The world number one showed glimpses of the form that saw him dominate the sport for the past decade when he birdied three of his first holes before ending the day with a one-under-par 71.
There were no fist-pumps, high-fives or wide smiles, just a steely look of determination, but it was still manna from heaven for the huge galleries following him.
"I got off to a quick start and all of a sudden, I felt like I could shoot something in the 60s," Woods said. "It didn`t quite happen. I lost a few shots out there but I made a nice birdie on nine and finished under par for the day."
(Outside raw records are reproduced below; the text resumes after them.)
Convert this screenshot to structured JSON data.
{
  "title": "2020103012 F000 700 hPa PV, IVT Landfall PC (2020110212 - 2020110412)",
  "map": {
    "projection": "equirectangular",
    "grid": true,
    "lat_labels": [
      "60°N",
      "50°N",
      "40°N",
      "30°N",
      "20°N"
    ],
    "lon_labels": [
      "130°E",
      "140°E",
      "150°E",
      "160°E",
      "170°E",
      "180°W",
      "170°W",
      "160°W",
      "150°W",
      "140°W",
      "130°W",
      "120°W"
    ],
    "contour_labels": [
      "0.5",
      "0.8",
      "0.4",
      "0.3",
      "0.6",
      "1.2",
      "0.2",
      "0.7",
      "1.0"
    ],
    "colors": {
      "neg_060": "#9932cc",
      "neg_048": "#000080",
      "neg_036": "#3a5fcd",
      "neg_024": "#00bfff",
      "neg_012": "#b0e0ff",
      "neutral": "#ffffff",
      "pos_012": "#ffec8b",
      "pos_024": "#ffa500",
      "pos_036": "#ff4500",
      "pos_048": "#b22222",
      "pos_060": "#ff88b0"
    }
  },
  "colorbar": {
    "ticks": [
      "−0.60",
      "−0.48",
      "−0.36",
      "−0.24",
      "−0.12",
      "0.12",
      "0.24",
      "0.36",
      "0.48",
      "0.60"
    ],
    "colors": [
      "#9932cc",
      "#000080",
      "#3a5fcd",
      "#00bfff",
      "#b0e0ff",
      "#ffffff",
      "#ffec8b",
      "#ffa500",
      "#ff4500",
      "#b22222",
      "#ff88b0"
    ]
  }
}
Woods may have fallen from grace but the golfing faithful at Whistling Straits were just hoping to see some of his old magic rather than taunt him about his indiscretions.
There was a real buzz in the air when the American rolled in a 15-foot birdie putt on the 13th hole, his fourth of the round after starting on the back nine, to share the tournament lead, but it was a false dawn.
He salvaged par on the fifth after a wayward drive into a water hazard then drained a seven-foot birdie putt on the last to break par.
"I played too good not to shoot under par," he said. "It would have been very disappointing and frustrating to end up at even par as well as I played today."
Woods`s performance was a dramatic turnaround from last week`s WGC-Bridgestone Invitational in Ohio where he imploded to finish tied for second-last in the 80-player field with a total of 18-over, his worst result in a PGA event.
Winless in eight tournaments this year and still struggling to find his best, Woods has been putting in more time on the practice range to hone his game.
"Usually I don`t play the week before a major, so my game is usually more dialed, in," he said. "(But) this has been different and I struggled last week and had to put in some work and felt good."
If his first round was any indication, the extra work was worth it. Woods was more consistent off the tee, despite dropping his driver on the backswing on the fifth, and putted much better on a course softened up by rain the previous day.
"I got everything lined up where I could release the blade, toe is moving again, which is great, something I like to feel. It felt good," he said.
"I was able to control my trajectory ... I felt like I was driving the ball and I was able to control it both ways."